In the lead-up to Expo 2020, Dubai’s property market is heating up—but it’s not all good news for luxury real estate
For those keen to establish a second home abroad, now might be the time to take a closer look at Dubai, home to Bollywood stars and a haven for politicians from everywhere. Although the Emirate’s property market has been declining for several years, the upcoming Expo 2020 is expected to yield a tidy profit for investors.
The giant exhibition is set to open in two years’ time, and the UAE government expects that it will attract 25 million visitors and new residents—as compared to 15.8 million in 2017. The consequent economic uptick is likely to benefit the property market, as Sapna Jagtiani, S&P’s credit analyst for corporate and real-estate ratings, told Reuters. Agents on the ground agree. “Government spending in the run-up to the Expo 2020 has already increased [by almost 20 per cent from 2017 to 2018] and construction in infrastructure, hospitality and retail sectors is in full swing,” said John Stevens, Managing Director at Asteco, the Middle East’s largest full service property management company, in an email to BlackBook.
The total value of major Expo-related projects reached AED11 billion ($42.5 billion) at the end of March this year, according to data from the digital intelligence platform BNC Network. Over the same period, the total value of the top 10 active projects linked to the event exceeded Dh120 billion ($32.7 billion). The volume of construction is expected to have a knock-on positive impact on the overall economy and improve consumption.

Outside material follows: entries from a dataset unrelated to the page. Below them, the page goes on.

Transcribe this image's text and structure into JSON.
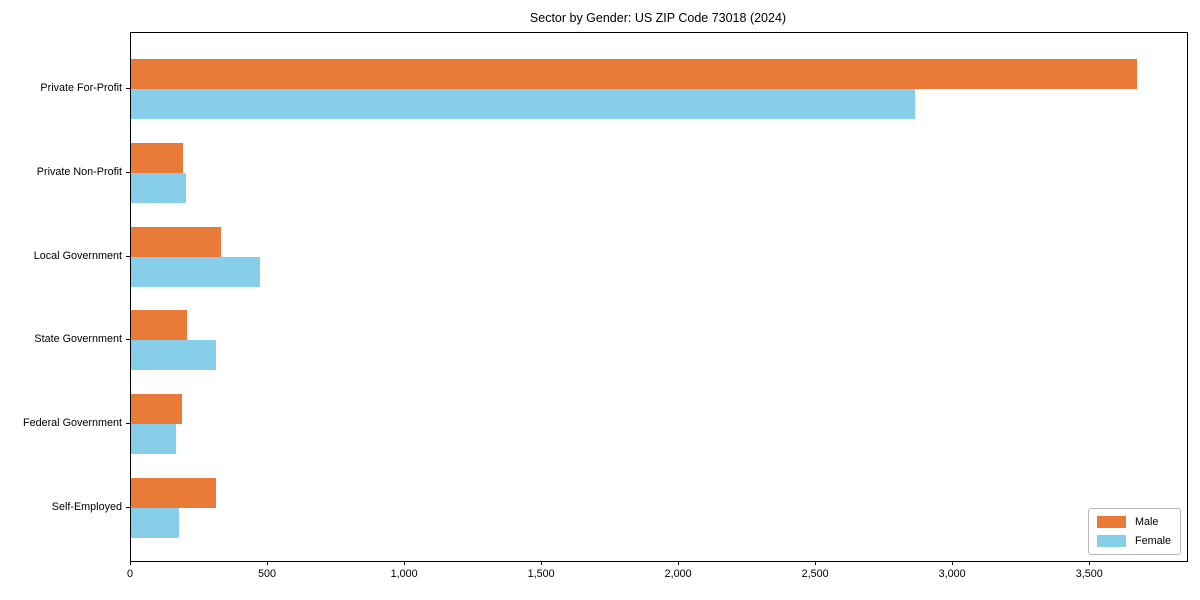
{
  "title": "Sector by Gender: US ZIP Code 73018 (2024)",
  "chart_data": {
    "type": "bar",
    "orientation": "horizontal",
    "title": "Sector by Gender: US ZIP Code 73018 (2024)",
    "xlabel": "",
    "ylabel": "",
    "categories": [
      "Private For-Profit",
      "Private Non-Profit",
      "Local Government",
      "State Government",
      "Federal Government",
      "Self-Employed"
    ],
    "series": [
      {
        "name": "Male",
        "color": "#e97a38",
        "values": [
          3670,
          190,
          330,
          205,
          185,
          310
        ]
      },
      {
        "name": "Female",
        "color": "#87ceeb",
        "values": [
          2860,
          200,
          470,
          310,
          165,
          175
        ]
      }
    ],
    "xlim": [
      0,
      3853
    ],
    "xticks": [
      0,
      500,
      1000,
      1500,
      2000,
      2500,
      3000,
      3500
    ],
    "xtick_labels": [
      "0",
      "500",
      "1,000",
      "1,500",
      "2,000",
      "2,500",
      "3,000",
      "3,500"
    ],
    "grid": false,
    "legend": {
      "position": "lower right",
      "entries": [
        "Male",
        "Female"
      ]
    },
    "spine_color": "#000000",
    "background_color": "#ffffff",
    "text_color": "#000000"
  }
}
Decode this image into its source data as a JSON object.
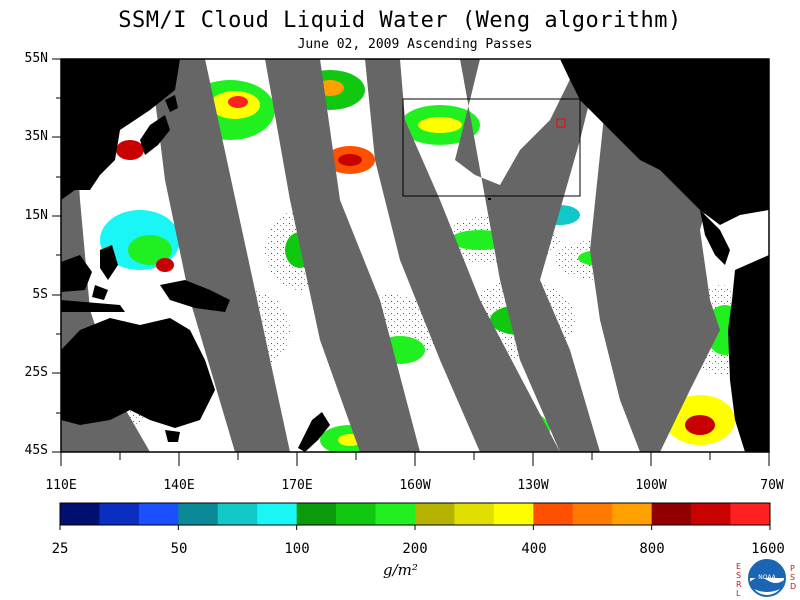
{
  "map": {
    "title": "SSM/I Cloud Liquid Water (Weng algorithm)",
    "subtitle": "June 02, 2009  Ascending Passes",
    "lat_labels": [
      "55N",
      "35N",
      "15N",
      "5S",
      "25S",
      "45S"
    ],
    "lon_labels": [
      "110E",
      "140E",
      "170E",
      "160W",
      "130W",
      "100W",
      "70W"
    ],
    "colorbar": {
      "labels": [
        "25",
        "50",
        "100",
        "200",
        "400",
        "800",
        "1600"
      ],
      "colors": [
        "#001070",
        "#0a2ec0",
        "#1a50ff",
        "#0a8a96",
        "#10c8c8",
        "#1af5f5",
        "#0a9a0a",
        "#10c810",
        "#20f020",
        "#b4b400",
        "#e0e000",
        "#ffff00",
        "#ff5000",
        "#ff7a00",
        "#ffa000",
        "#900000",
        "#c80000",
        "#ff2020"
      ],
      "units": "g/m²"
    },
    "logo": {
      "text": "NOAA",
      "left_letters": "ESRL",
      "right_letters": "PSD"
    }
  }
}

The majority of new projects are in Dubai South, a new area close to the Expo site and to the new Al Maktoum International Airport. Also known as Dubai World Central, the hub will become the new home of the Emirates airline by 2025.
Yet, continuing market supply is expected to keep capital values weak over the medium term. According to property consultancy JLL’s Dubai Q1 report, 3,000 new residential units were delivered in the first quarter of 2018, with 78 per cent of these being apartments. A further 42,000 are currently under construction and scheduled for delivery by the end of 2018. Market expectations contradict those numbers, however; going by Q1 deliveries, only another 9,000 to 12,000 units could actually be handed over before the end of the year—a figure in line with the average over the last two to three years.

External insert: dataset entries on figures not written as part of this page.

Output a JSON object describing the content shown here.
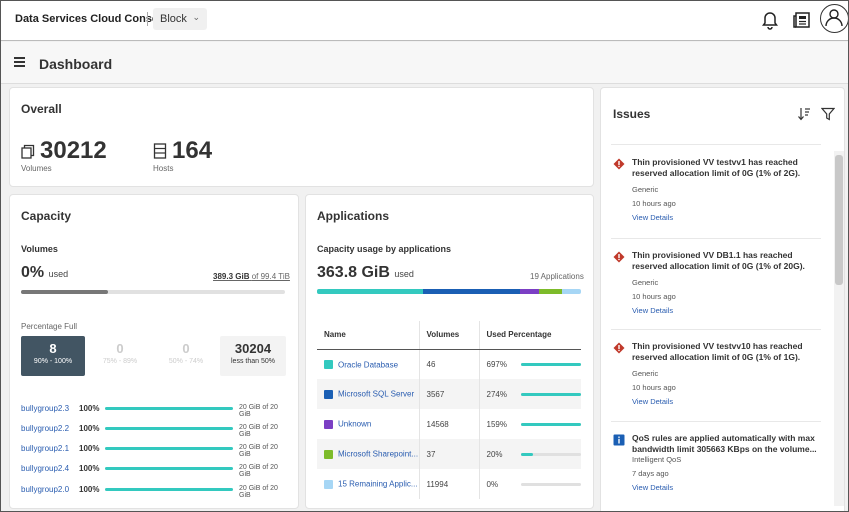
{
  "app": {
    "title": "Data Services Cloud Console",
    "selector": "Block"
  },
  "page": {
    "title": "Dashboard"
  },
  "overall": {
    "title": "Overall",
    "volumes": {
      "value": "30212",
      "label": "Volumes"
    },
    "hosts": {
      "value": "164",
      "label": "Hosts"
    }
  },
  "capacity": {
    "title": "Capacity",
    "volumes_label": "Volumes",
    "used_value": "0%",
    "used_suffix": "used",
    "of_used": "389.3 GiB",
    "of_total": "of 99.4 TiB",
    "used_fraction": 0.33,
    "percentage_full_label": "Percentage Full",
    "tiles": [
      {
        "value": "8",
        "label": "90% - 100%"
      },
      {
        "value": "0",
        "label": "75% - 89%"
      },
      {
        "value": "0",
        "label": "50% - 74%"
      },
      {
        "value": "30204",
        "label": "less than 50%"
      }
    ],
    "groups": [
      {
        "name": "bullygroup2.3",
        "pct": "100%",
        "size": "20 GiB of 20 GiB"
      },
      {
        "name": "bullygroup2.2",
        "pct": "100%",
        "size": "20 GiB of 20 GiB"
      },
      {
        "name": "bullygroup2.1",
        "pct": "100%",
        "size": "20 GiB of 20 GiB"
      },
      {
        "name": "bullygroup2.4",
        "pct": "100%",
        "size": "20 GiB of 20 GiB"
      },
      {
        "name": "bullygroup2.0",
        "pct": "100%",
        "size": "20 GiB of 20 GiB"
      }
    ]
  },
  "applications": {
    "title": "Applications",
    "subtitle": "Capacity usage by applications",
    "total": "363.8 GiB",
    "total_suffix": "used",
    "count": "19 Applications",
    "columns": {
      "name": "Name",
      "volumes": "Volumes",
      "used": "Used Percentage"
    },
    "rows": [
      {
        "name": "Oracle Database",
        "volumes": "46",
        "used": "697%",
        "fraction": 1.0,
        "color": "#33c9bf"
      },
      {
        "name": "Microsoft SQL Server",
        "volumes": "3567",
        "used": "274%",
        "fraction": 1.0,
        "color": "#1a5fb4"
      },
      {
        "name": "Unknown",
        "volumes": "14568",
        "used": "159%",
        "fraction": 1.0,
        "color": "#7b3fc4"
      },
      {
        "name": "Microsoft Sharepoint...",
        "volumes": "37",
        "used": "20%",
        "fraction": 0.2,
        "color": "#7dbb2a"
      },
      {
        "name": "15 Remaining Applic...",
        "volumes": "11994",
        "used": "0%",
        "fraction": 0.0,
        "color": "#a6d6f5"
      }
    ],
    "stack_colors": [
      "#33c9bf",
      "#1a5fb4",
      "#7b3fc4",
      "#7dbb2a",
      "#a6d6f5"
    ],
    "stack_shares": [
      0.4,
      0.37,
      0.07,
      0.09,
      0.07
    ]
  },
  "issues": {
    "title": "Issues",
    "items": [
      {
        "type": "error",
        "title": "Thin provisioned VV testvv1 has reached reserved allocation limit of 0G (1% of 2G).",
        "category": "Generic",
        "time": "10 hours ago",
        "link": "View Details"
      },
      {
        "type": "error",
        "title": "Thin provisioned VV DB1.1 has reached reserved allocation limit of 0G (1% of 20G).",
        "category": "Generic",
        "time": "10 hours ago",
        "link": "View Details"
      },
      {
        "type": "error",
        "title": "Thin provisioned VV testvv10 has reached reserved allocation limit of 0G (1% of 1G).",
        "category": "Generic",
        "time": "10 hours ago",
        "link": "View Details"
      },
      {
        "type": "info",
        "title": "QoS rules are applied automatically with max bandwidth limit 305663 KBps on the volume...",
        "category": "Intelligent QoS",
        "time": "7 days ago",
        "link": "View Details"
      }
    ]
  }
}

Formerly known for its circumscribed focus on luxury, the market has now begun to expand at the lower end of the scale. “Dubai’s real-estate market has adjusted to more negative market sentiment in the first quarter of 2018, resulting in developers focusing more on affordable options,” Craig Plumb, Head of Research, JLL Mena, said in a statement. “With rents continuing to fall across the office and residential sectors, building owners and landlords are increasingly looking to incentivise to retain current tenants by setting more competitive prices and attractive lease terms,” Plumb added.

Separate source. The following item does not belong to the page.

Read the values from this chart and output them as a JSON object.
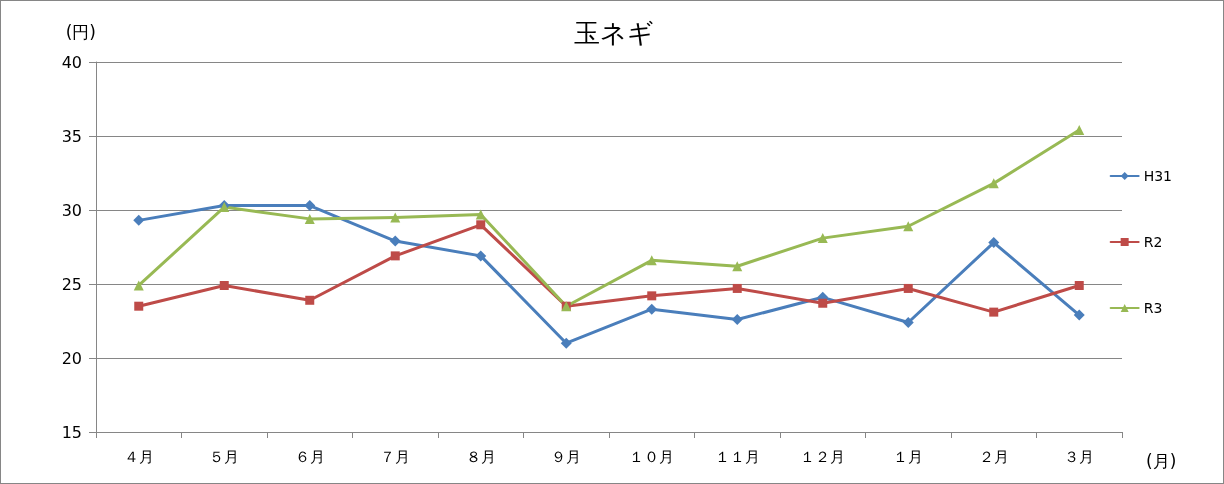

The introduction of a value-added tax (VAT) of 5 per cent as of January has further depressed property prices. S&P believes that the market may be cooling further as geopolitical risks from Iran and Qatar add to investors’ basket of worries. “We believe this correction will continue at least for this year and next, before prices stabilise in 2020,” Jagtiani told Reuters.
Developers Emaar and Damac, two of the biggest players in the sector, reported 16 and 47 per cent drops in profit respectively, in the last quarter of 2017.
Some agents believe market fundamentals remain strong, however. “The outlook for Dubai’s economy and real estate market remains positive despite some key risks that must be monitored and managed,” Taimur Khan, a Senior Analyst for Knight Frank, told Gulf News. “As regional economies adapt to the new norm in oil prices and Dubai diversifies economically and in line with Vision 2021, and government infrastructure spending continues ahead of Expo 2020, we anticipate GDP growth will accelerate in 2018, spurring the residential market.”
Like many insiders, he weighed in favour of established communities such as Dubai Marina and Downtown Dubai over new build and off-plan developments. “We also note that price performance will continue to diverge in 2018 across Dubai. Neighbourhoods where a significant delivery of new supply is expected are likely to continue to see prices soften,” he said.
In the final analysis, then, although Dubai represents an attractive entry point for real estate investors with its newfound focus on affordable homes, the present market belongs to those buying for personal use, perhaps as a holiday home, and to those with a long-term outlook. “It is definitely a buyer’s market, but whether to buy now or wait depends on the reasons for the purchase,” Stevens said. “A question to ask is: will there be any better investment opportunities in the future? Just because we expect further reductions in sales prices does not mean the products offered going forward will be a better overall investment,” he concludes.